Keras: Keras 2 requests for contribution

Created on 11 Feb 2017  路  29Comments  路  Source: keras-team/keras

There is an early draft branch available for Keras 2: https://github.com/fchollet/keras/tree/keras-2
Note that the codebase will keep evolving a lot. Support for backwards compatibility with Keras 1 will only be added once the new codebase is finalized.

In this thread I will be posting very specific requests for contribution.

[DONE] Fix Theano Conv2DTranspose layer

The Deconvolution layer has become Conv2DTranspose, with a simplified API that does not require users to specify an output shape (that was a big issue with the previous API). The new implementation works fine with TensorFlow, but appears to be broken with Theano (most likely the backend function conv2d_tranpose). I haven't had time to look into it, feel free to check it out and fix it.

[MOSTLY DONE] Unit tests

The API is changing and the previous unit tests all need to be ported to the new API. I haven't started to look into this. Feel free to pick any unit test file and update it.

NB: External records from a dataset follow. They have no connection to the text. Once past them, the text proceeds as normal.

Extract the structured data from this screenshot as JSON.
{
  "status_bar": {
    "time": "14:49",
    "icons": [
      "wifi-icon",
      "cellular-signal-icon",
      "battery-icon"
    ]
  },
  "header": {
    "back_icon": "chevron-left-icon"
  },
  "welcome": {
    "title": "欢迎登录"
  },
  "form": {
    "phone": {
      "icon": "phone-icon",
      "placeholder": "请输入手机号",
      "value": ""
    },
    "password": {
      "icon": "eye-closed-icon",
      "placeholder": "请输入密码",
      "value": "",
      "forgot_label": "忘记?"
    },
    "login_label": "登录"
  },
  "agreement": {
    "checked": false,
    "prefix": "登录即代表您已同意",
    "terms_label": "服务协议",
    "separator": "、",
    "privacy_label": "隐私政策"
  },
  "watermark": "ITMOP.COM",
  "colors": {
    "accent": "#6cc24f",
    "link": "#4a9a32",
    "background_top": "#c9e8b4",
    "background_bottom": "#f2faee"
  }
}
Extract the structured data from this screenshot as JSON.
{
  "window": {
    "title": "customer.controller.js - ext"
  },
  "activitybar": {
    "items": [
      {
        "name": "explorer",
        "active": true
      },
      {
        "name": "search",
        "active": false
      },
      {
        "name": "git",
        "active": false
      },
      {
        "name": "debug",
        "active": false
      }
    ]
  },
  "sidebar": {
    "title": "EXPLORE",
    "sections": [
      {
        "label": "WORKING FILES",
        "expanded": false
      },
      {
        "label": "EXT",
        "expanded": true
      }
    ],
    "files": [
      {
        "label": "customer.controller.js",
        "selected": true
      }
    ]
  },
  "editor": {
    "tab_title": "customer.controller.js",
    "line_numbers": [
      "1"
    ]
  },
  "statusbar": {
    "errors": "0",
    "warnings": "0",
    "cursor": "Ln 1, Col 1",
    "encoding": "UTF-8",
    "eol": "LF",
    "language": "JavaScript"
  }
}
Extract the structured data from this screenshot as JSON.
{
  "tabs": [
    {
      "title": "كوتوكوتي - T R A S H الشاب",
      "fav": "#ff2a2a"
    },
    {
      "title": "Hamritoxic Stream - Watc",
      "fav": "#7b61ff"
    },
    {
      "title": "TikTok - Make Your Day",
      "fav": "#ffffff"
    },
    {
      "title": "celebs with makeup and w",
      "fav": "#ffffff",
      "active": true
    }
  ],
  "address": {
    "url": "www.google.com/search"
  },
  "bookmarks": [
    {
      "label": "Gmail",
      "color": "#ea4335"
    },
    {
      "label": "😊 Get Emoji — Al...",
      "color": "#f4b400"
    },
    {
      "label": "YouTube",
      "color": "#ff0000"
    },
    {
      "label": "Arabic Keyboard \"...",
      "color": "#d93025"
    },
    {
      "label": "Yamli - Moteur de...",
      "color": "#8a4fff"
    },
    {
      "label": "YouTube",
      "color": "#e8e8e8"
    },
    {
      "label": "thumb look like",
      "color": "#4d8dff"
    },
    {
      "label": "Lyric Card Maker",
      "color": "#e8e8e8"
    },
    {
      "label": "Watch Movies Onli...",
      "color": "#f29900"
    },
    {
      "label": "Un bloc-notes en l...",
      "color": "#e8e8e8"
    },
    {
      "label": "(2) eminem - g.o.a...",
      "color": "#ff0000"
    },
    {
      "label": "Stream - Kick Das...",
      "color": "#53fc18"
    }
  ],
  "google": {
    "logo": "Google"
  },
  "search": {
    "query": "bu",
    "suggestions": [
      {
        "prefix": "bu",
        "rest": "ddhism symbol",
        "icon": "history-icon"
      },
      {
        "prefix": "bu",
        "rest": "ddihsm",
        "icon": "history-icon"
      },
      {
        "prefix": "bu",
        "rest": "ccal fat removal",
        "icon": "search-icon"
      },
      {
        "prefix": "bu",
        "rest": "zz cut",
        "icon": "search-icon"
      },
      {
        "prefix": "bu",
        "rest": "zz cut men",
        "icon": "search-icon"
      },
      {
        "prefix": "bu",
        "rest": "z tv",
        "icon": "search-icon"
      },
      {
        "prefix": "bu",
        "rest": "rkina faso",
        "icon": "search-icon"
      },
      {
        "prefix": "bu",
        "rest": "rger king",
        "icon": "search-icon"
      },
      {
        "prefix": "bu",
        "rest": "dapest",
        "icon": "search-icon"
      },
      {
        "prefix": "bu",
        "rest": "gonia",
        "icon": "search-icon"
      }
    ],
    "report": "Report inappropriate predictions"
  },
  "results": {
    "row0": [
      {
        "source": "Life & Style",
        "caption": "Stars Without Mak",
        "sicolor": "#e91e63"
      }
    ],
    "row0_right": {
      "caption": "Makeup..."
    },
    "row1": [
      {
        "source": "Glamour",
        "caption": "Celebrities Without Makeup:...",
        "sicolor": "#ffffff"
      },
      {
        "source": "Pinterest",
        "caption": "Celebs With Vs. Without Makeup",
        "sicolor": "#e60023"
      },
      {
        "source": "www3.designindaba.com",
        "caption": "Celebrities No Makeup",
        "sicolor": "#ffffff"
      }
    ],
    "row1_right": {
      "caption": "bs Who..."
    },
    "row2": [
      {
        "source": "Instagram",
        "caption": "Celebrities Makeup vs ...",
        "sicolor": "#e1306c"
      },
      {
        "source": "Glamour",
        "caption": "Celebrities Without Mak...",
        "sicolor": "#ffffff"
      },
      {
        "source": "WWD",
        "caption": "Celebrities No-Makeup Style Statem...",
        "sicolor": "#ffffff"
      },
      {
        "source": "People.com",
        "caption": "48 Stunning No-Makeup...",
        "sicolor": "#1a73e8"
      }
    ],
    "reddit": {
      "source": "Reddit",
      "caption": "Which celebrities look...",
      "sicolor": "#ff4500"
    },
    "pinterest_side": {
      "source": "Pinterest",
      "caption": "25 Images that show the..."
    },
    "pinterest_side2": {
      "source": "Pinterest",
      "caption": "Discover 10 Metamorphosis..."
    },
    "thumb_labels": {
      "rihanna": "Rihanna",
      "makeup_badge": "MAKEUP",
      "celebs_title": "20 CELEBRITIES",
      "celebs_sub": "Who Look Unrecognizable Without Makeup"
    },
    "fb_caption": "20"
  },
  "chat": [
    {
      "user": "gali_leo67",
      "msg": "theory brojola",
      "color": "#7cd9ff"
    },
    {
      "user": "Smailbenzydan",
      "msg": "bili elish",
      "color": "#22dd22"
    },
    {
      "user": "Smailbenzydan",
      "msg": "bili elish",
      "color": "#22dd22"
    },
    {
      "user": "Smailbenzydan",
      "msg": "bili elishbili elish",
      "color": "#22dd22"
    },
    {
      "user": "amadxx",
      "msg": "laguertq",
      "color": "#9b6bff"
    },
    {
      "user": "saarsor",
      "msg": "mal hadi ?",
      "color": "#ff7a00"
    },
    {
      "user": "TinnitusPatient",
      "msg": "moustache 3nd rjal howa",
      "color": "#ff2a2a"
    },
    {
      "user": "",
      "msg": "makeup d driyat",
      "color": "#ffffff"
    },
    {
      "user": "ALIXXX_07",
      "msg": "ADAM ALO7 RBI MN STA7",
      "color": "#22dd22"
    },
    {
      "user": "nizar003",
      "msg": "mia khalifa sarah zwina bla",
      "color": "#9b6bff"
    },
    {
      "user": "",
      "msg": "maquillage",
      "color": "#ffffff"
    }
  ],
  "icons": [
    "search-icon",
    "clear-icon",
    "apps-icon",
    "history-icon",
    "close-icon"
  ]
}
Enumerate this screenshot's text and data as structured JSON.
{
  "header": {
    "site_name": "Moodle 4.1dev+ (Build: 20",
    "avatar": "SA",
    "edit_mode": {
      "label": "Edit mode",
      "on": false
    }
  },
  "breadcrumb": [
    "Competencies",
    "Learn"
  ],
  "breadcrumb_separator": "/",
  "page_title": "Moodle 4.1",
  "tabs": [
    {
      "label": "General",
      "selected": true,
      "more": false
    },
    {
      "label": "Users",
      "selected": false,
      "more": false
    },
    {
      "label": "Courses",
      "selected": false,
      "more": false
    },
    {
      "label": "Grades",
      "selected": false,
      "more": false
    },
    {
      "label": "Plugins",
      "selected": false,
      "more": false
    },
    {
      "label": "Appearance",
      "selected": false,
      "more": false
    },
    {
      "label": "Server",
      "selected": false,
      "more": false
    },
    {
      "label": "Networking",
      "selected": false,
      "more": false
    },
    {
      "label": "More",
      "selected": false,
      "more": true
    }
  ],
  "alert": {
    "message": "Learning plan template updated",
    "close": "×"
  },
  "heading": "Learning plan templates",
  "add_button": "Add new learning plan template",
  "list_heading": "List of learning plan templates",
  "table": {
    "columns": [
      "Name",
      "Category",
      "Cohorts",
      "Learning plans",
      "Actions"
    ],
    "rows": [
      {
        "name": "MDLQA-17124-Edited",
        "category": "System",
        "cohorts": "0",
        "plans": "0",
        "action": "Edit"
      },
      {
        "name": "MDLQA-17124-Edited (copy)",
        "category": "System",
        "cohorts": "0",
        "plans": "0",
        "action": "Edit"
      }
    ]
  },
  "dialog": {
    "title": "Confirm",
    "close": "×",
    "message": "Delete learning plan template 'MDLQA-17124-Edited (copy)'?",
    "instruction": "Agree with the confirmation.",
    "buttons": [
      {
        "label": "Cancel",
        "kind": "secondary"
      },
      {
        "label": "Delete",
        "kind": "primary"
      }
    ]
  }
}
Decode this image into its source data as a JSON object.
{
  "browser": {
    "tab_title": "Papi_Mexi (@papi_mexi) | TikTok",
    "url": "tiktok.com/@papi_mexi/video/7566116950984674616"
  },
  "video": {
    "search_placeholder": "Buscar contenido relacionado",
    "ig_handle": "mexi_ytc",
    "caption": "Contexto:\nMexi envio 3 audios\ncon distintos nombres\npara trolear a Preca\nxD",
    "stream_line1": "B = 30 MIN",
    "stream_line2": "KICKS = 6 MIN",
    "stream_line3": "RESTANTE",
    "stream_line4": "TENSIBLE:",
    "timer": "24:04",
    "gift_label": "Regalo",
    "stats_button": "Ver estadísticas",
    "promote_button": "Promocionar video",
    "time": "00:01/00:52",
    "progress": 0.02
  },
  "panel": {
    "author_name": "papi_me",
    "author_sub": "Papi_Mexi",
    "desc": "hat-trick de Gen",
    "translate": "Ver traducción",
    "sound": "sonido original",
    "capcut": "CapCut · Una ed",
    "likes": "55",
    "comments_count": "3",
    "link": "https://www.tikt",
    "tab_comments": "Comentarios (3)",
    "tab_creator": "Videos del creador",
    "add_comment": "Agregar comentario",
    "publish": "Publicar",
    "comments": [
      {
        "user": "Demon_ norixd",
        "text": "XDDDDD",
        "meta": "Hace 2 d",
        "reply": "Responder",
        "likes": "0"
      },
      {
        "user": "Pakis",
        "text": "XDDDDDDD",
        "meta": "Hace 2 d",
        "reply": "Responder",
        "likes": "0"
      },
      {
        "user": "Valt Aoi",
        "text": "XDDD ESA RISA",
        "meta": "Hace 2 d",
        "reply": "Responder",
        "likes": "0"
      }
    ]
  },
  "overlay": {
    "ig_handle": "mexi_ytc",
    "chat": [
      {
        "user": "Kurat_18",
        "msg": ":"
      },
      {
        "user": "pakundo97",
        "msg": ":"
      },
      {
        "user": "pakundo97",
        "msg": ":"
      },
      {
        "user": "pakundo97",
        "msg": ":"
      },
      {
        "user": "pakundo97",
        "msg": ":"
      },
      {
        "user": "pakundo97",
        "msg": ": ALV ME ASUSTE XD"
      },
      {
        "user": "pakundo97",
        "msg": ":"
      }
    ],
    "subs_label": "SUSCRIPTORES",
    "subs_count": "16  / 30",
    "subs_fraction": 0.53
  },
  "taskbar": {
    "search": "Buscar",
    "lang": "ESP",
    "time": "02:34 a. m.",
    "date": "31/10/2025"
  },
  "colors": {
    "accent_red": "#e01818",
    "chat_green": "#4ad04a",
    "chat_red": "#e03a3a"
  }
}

Update examples to the new API

Likewise.


If you have feedback, bugs to report, or if you're opening PRs against the keras-2 branch, post in this thread.

contributions welcome

Most helpful comment

It is not possible to fit a Keras model on TF tensors, because that would involve modifying the existing computation graph, which is impossible, or creating a new one altogether, which has undesirable side effects. What you can do, however, is build your model on top of inputs that are TF tensors. You can still use fit in that context (instead of expecting data to be provided as Numpy arrays, the model will pull data from the relevant graph nodes automatically).

However... there is little rationale for using Keras fit at this point. If your workflow is TF-based, you should train your Keras models using TF training loops (e.g. TF Experiment which will be compatible with Keras models). fit will always primarily be for arrays and Python generators.

All 29 comments

For the record, I estimate progress to be about 50%, not counting updating the docs, examples and unit tests.

Git diff with master: 85 files changed, 5060 insertions(+), 5332 deletions(-)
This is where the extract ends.